A neighbor told me there's always a band and a ruckus at Old Heidelberg during October. Not so in the early part of last night, a rainy Tuesday with a half dozen people huddled around the square bar. 

Waitresses in dirndls and nurse shoes stood in a doorway whispering in German. Dancing With the Stars animated the far wall, with Miriam the Iranian bartender shimmying to songs as she glided across the bar to fill a patron's glass from the tap. 

The tone shift arrived when the couple next to me got their pork shank ($16.95) for two, bone-in, wrapped in prosciutto, served with a knife sticking out like a murdered heart. 

At each of their place 
settings, a trio of empty glasses aligned. "What's that you're drinking?" I asked, curious about the dark beer closer to me. In fact, I was ogling their hunk of meat on a platter, fat glistening, juices still hot. 

Gerhardt the German catamaran sailor who was here in town on a roundabout route to Cuba, looked like a scruffier, Continential version of Hemingway. His round mate, Pat, wore a severe gray bob and a slinky, black, shirred sundress, back exposed. Turns out, she was so short when she stood that she had to raise her arms to reach the bar, her chin just inches from the edge. 

"It's my favorite beer," said Pat, her voice a smoker's rasp. "It's molasses to me. And if it gets warm, it still tastes good." As she passed the glass over for me to try, Gerhardt ordered a second Kostritzer, a smoky Czech stout, he said. It was in fact a German black lager from Bitberger.

Our chat volley was interrupted by a trio of guys who burst through the door, one amped for a morning flight to Munich's Oktoberfest. It would be his fourth year in a row. They tumbled to our corner of the bar, filling in empty seats around us, each ordering boots of Radeberger, a five-and-a-half-beer-sized glass, on which the slogan read, "Life's too short to drink bad beer."

"There's two inches of head on this thing," said the ex-tennis player turned lawyer. He'd never been to Germany to know that Germans serve beers with a layer of foam. His friend, a 30-something, good-looking man with longish ringlets like a boy's, shifted the full glass off the bar, lowering it to take a sip, the toe of the boot pointed toward his lap. 

"You know how to drink it!" said Gerhardt, pointing to his glass positioning. Ringlets learned the hard way, he said, his first year in Munich, when, in front of his new German lady friends, he ended up dousing himself in the face with half a boot of beer. "You have to turn the boot halfway through," he said. "Something about the pressure in the glass that needs to be released so you can finish it without giving yourself a beer bath."

Two blond women in sundresses filed in to meet them, eyelashes spidery with mascara, v-necklines plunging below their tans. The Venezuelan of the two sashayed among English, Spanish, and a little German. As her lawyer friend settled on Spanish, she wrapped her shoulders in a sparkly shawl.
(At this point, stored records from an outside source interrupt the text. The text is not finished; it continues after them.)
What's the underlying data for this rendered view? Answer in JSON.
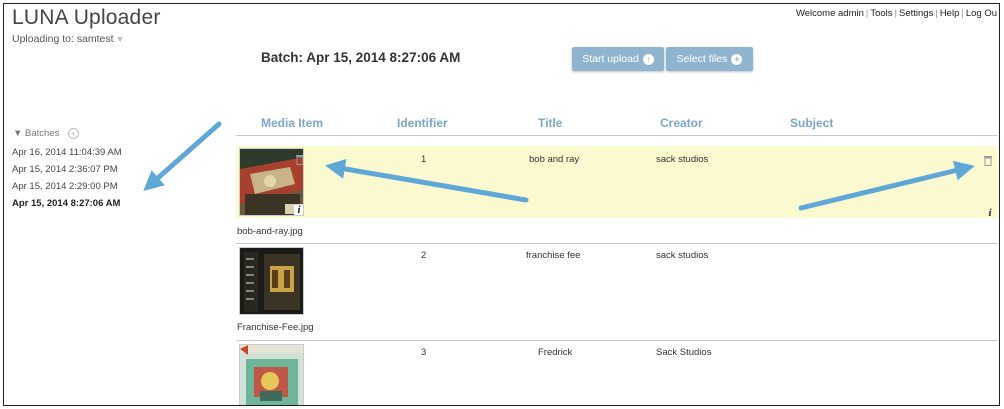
{
  "app": {
    "title": "LUNA Uploader",
    "uploading_to": "Uploading to: samtest"
  },
  "topnav": {
    "welcome": "Welcome admin",
    "tools": "Tools",
    "settings": "Settings",
    "help": "Help",
    "logout": "Log Ou"
  },
  "batch": {
    "title": "Batch: Apr 15, 2014 8:27:06 AM"
  },
  "actions": {
    "start_upload": "Start upload",
    "select_files": "Select files"
  },
  "sidebar": {
    "heading": "Batches",
    "items": [
      {
        "label": "Apr 16, 2014 11:04:39 AM",
        "active": false
      },
      {
        "label": "Apr 15, 2014 2:36:07 PM",
        "active": false
      },
      {
        "label": "Apr 15, 2014 2:29:00 PM",
        "active": false
      },
      {
        "label": "Apr 15, 2014 8:27:06 AM",
        "active": true
      }
    ]
  },
  "table": {
    "columns": [
      "Media Item",
      "Identifier",
      "Title",
      "Creator",
      "Subject"
    ],
    "rows": [
      {
        "filename": "bob-and-ray.jpg",
        "identifier": "1",
        "title": "bob and ray",
        "creator": "sack studios",
        "subject": "",
        "selected": true
      },
      {
        "filename": "Franchise-Fee.jpg",
        "identifier": "2",
        "title": "franchise fee",
        "creator": "sack studios",
        "subject": "",
        "selected": false
      },
      {
        "filename": "",
        "identifier": "3",
        "title": "Fredrick",
        "creator": "Sack Studios",
        "subject": "",
        "selected": false
      }
    ]
  },
  "colors": {
    "accent": "#7aa6c8",
    "button": "#8fb4cf",
    "highlight_row": "#fbf9cf",
    "annotation_arrow": "#5ea7d6"
  },
  "icons": {
    "trash": "trash-icon",
    "info": "info-icon",
    "add": "plus-circle-icon",
    "upload": "upload-arrow-icon",
    "collapse": "triangle-down-icon"
  }
}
I finished a trio of wurst ($8.95): thin brat-, white-, and knockwurst, served with a scoop of potato salad and a side of kraut on a dinner plate discarded from some British restaurant. As Gerhardt ordered me another beer and a shot of schnapps, I dropped my card on the bar and pawned them off to the women, passing the baton. 

"Sweetheart," said Miriam. "You're going before the party gets rolling?" I heard my cue to leave. The timing was perfect.